I fully recognize Fantasia's importance in the histories of both animation and what eventually became known as 'music videos'. Fantasia is gorgeous to look at (in parts) and whimsically entertaining (in parts); but, finally, it is nothing more or less than a monumental betrayal of art. The bluntest example thereof is its treatment of the music is supposedly revers. It pays weird tribute to Stokowski's 'genius' as a conductor (Warner Brothers' Looney Tunes and Merrie Melodies frequently did the same, and I really can't figure out why) but at the same time utterly disrespects the composers whose works it represents. Let's put this the only way it can be put:
ONE MUST NOT ABRIDGE BEETHOVEN, EVER, PERIOD.
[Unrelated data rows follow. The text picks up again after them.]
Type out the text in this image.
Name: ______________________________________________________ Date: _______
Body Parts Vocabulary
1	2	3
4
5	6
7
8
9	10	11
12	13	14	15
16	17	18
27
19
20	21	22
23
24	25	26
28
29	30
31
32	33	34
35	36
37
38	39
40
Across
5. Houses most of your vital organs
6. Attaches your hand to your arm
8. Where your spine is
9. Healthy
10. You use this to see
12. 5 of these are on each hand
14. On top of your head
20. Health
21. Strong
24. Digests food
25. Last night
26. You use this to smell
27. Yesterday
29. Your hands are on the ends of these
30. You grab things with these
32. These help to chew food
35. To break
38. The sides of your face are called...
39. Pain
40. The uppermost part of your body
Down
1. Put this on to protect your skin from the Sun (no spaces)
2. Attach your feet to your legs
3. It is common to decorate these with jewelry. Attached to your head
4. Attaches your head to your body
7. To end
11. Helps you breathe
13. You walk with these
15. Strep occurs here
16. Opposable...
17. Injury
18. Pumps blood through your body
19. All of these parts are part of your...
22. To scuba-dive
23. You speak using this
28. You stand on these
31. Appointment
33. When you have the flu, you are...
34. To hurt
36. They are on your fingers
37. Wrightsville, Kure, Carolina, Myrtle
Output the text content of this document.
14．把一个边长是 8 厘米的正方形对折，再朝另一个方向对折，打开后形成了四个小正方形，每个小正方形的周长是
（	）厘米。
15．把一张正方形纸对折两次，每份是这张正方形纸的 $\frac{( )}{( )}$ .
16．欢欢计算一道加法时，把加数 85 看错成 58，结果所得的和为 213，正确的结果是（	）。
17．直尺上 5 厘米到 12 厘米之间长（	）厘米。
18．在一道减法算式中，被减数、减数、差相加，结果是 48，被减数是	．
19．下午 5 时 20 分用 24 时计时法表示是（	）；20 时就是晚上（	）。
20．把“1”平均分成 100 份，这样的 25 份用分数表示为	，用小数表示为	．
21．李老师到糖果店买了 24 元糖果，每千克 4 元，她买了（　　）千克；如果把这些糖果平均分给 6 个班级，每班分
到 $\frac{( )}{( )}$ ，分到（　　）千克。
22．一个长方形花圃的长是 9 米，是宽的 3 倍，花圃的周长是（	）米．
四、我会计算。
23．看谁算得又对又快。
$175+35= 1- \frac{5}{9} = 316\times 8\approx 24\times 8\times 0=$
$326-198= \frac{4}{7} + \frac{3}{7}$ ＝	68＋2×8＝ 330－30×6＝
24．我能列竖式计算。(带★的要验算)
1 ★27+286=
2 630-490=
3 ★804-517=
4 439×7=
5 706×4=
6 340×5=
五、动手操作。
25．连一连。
Hunter Thompson is said to have once referred to Warren Zevon as a 'gaudy, mendacious suckfish' (though perhaps he just used the phrase in passing). I find Fantasia an entire school thereof. In general, I'm in the Richard Schickel camp with respect to Uncle Walt's pop-culture empire:
Disney’s machine was designed to shatter the two most valuable things about childhood – its secrets and its silences – thus forcing everyone to share the same formative dreams. It has placed a Mickey Mouse hat on every little developing personality in America. As capitalism, it is a work of genius; as culture, it is mostly a horror.' —The Disney Version (1968).That doesn't mean that some Disney efforts aren't wondrous works of art in their own right; but such individual works are irrespective of the least-common-denominator entertainment-corporatism that Walt's biological and ideological progeny still thrive on. Fantasia was created on the cusp of the ascendancy of this ideal, and it's clear the medium and Disney's participation in it were in flux. The film had promise, certainly, and the virtues of its visual art cannot be denied; but it is sunk, finally, by the fatal flaw that has recurred through seven decades of Disney features: the dead-certainty of its makers that their notions about childhood—what sparks and soars in a child's imagination—are universal and salutary. They are most certainly neither.